You can read the Cabinet Office’s proposal here. It’s certainly ambitious. The Constitution Unit was mentioned as one of the possible contenders for the bid, which was very flattering, but unrealistic, for reasons we set out below. And it has recently emerged that a number of other think tanks have also politely declined to submit a bid.

It’s worth thinking about the practical aspects of the proposed review. The terms of reference are very, very broad. The successful external consultant is expected to look in detail at six different countries’ bureaucratic systems at a minimum; and to look not just at the relationships between ministers and the bureaucracy, and how policy advice is provided, but successes and failures, public and parliamentary accountability mechanisms … the list goes on. Some of these six countries—New Zealand, Australia, Singapore, France, the United States, Sweden—actually have very different systems with very different experiences. The review also insists on examining the European Union (why?).

The vast scope of the proposed review means that the external organisation would need a substantial number of staff already in place, or else a very, very quick recruitment process. That would exclude a good number of organisations (like the Unit, for instance). And the comparative nature of the review also means this large project team would probably need to be already familiar with the countries in question. So not just a large team, but a large expert team. Experts or consultants cost money. That sum of £50000 begins to look less and less realistic.

Moreover, the final report is meant to be ready within two months. That is a very short time indeed. As a point of comparison, the IfG—one of the biggest, most well-staffed think tanks in the UK—is taking one year to examine many of the issues raised by the Cabinet Office proposal.

The final kicker is that the external consultant is expected to meet regularly with the Minister so that he can discuss progress and ‘provide direction’ for the project.
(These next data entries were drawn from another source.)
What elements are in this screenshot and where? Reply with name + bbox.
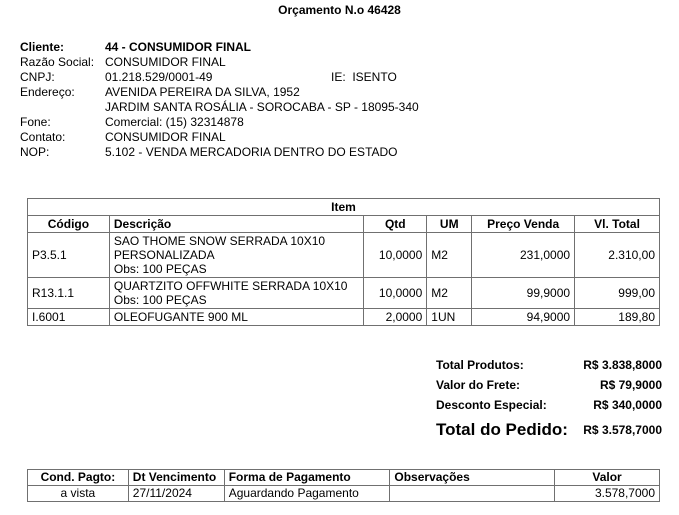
table-row bbox=[28, 278, 660, 309]
desc-line: Obs: 100 PEÇAS bbox=[113, 293, 207, 307]
cliente-label: Cliente: bbox=[20, 40, 65, 54]
items-columns bbox=[28, 216, 660, 233]
cell-total: 999,00 bbox=[575, 278, 660, 309]
desc-line: OLEOFUGANTE 900 ML bbox=[113, 310, 248, 324]
cell-valor: 3.578,7000 bbox=[555, 486, 660, 502]
cell-codigo: I.6001 bbox=[28, 309, 110, 326]
col-forma-pagamento: Forma de Pagamento bbox=[224, 470, 390, 486]
payment-table bbox=[27, 469, 660, 502]
razao-value: CONSUMIDOR FINAL bbox=[105, 55, 226, 69]
total-produtos-value: R$ 3.838,8000 bbox=[583, 358, 662, 372]
totals-block bbox=[436, 355, 662, 445]
total-pedido-value: R$ 3.578,7000 bbox=[583, 423, 662, 437]
total-pedido-row bbox=[436, 415, 662, 445]
items-table bbox=[27, 198, 660, 326]
cell-qtd: 10,0000 bbox=[364, 233, 427, 278]
cell-qtd: 10,0000 bbox=[364, 278, 427, 309]
col-preco: Preço Venda bbox=[472, 216, 575, 233]
endereco-line1: AVENIDA PEREIRA DA SILVA, 1952 bbox=[105, 85, 300, 99]
col-um: UM bbox=[427, 216, 472, 233]
items-header: Item bbox=[28, 199, 660, 216]
nop-label: NOP: bbox=[20, 145, 50, 159]
desc-line: PERSONALIZADA bbox=[113, 248, 215, 262]
endereco-line2: JARDIM SANTA ROSÁLIA - SOROCABA - SP - 18095-340 bbox=[105, 100, 419, 114]
desc-line: QUARTZITO OFFWHITE SERRADA 10X10 bbox=[113, 279, 348, 293]
col-dt-vencimento: Dt Vencimento bbox=[128, 470, 224, 486]
col-cond-pagto: Cond. Pagto: bbox=[28, 470, 129, 486]
frete-label: Valor do Frete: bbox=[436, 378, 521, 392]
payment-columns bbox=[28, 470, 660, 486]
cell-obs bbox=[390, 486, 555, 502]
cell-cond: a vista bbox=[28, 486, 129, 502]
desc-line: SAO THOME SNOW SERRADA 10X10 bbox=[113, 234, 326, 248]
frete-row bbox=[436, 375, 662, 395]
fone-value: Comercial: (15) 32314878 bbox=[105, 115, 244, 129]
col-codigo: Código bbox=[28, 216, 110, 233]
desc-line: Obs: 100 PEÇAS bbox=[113, 262, 207, 276]
col-qtd: Qtd bbox=[364, 216, 427, 233]
cell-um: 1UN bbox=[427, 309, 472, 326]
razao-label: Razão Social: bbox=[20, 55, 95, 69]
col-descricao: Descrição bbox=[109, 216, 363, 233]
contato-label: Contato: bbox=[20, 130, 66, 144]
table-row bbox=[28, 486, 660, 502]
cell-descricao bbox=[109, 233, 363, 278]
total-produtos-row bbox=[436, 355, 662, 375]
cell-codigo: R13.1.1 bbox=[28, 278, 110, 309]
col-valor: Valor bbox=[555, 470, 660, 486]
cell-qtd: 2,0000 bbox=[364, 309, 427, 326]
cnpj-label: CNPJ: bbox=[20, 70, 55, 84]
cell-forma: Aguardando Pagamento bbox=[224, 486, 390, 502]
col-total: Vl. Total bbox=[575, 216, 660, 233]
nop-value: 5.102 - VENDA MERCADORIA DENTRO DO ESTADO bbox=[105, 145, 398, 159]
document-title: Orçamento N.o 46428 bbox=[278, 3, 401, 17]
col-observacoes: Observações bbox=[390, 470, 555, 486]
frete-value: R$ 79,9000 bbox=[599, 378, 662, 392]
ie-value: IE: ISENTO bbox=[331, 70, 397, 84]
cell-um: M2 bbox=[427, 233, 472, 278]
total-pedido-label: Total do Pedido: bbox=[436, 420, 568, 439]
cnpj-value bbox=[105, 70, 397, 85]
cell-vencimento: 27/11/2024 bbox=[128, 486, 224, 502]
desconto-row bbox=[436, 395, 662, 415]
table-row bbox=[28, 309, 660, 326]
table-row bbox=[28, 233, 660, 278]
desconto-label: Desconto Especial: bbox=[436, 398, 547, 412]
cnpj-number: 01.218.529/0001-49 bbox=[105, 70, 213, 84]
contato-value: CONSUMIDOR FINAL bbox=[105, 130, 226, 144]
cell-total: 2.310,00 bbox=[575, 233, 660, 278]
cell-descricao bbox=[109, 278, 363, 309]
cliente-value: 44 - CONSUMIDOR FINAL bbox=[105, 40, 252, 54]
cell-preco: 99,9000 bbox=[472, 278, 575, 309]
desconto-value: R$ 340,0000 bbox=[593, 398, 662, 412]
cell-descricao bbox=[109, 309, 363, 326]
cell-preco: 94,9000 bbox=[472, 309, 575, 326]
endereco-label: Endereço: bbox=[20, 85, 75, 99]
cell-um: M2 bbox=[427, 278, 472, 309]
cell-codigo: P3.5.1 bbox=[28, 233, 110, 278]
cell-preco: 231,0000 bbox=[472, 233, 575, 278]
total-produtos-label: Total Produtos: bbox=[436, 358, 524, 372]
cell-total: 189,80 bbox=[575, 309, 660, 326]
fone-label: Fone: bbox=[20, 115, 51, 129]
This, coupled with the implied requirement of familiarity with comparative public administration across six countries, the short time within which they are expected to deliver, and the low sum of money being offered, raises real issues of neutrality and impartiality. The terms of reference suggest that Maude already knows what he wants, but that he needs an ‘external’ consultant to somehow legitimate it.

A final point. Francis Maude is asking for too much, too quickly. If these are the kinds of goals he thinks are realistic, is it any surprise that he and his colleagues are disappointed by the performance of the civil service?

EDIT 28 September 2012: since this blog post, Maude has announced that the Institute for Public Policy Research has won the £50,000 contract.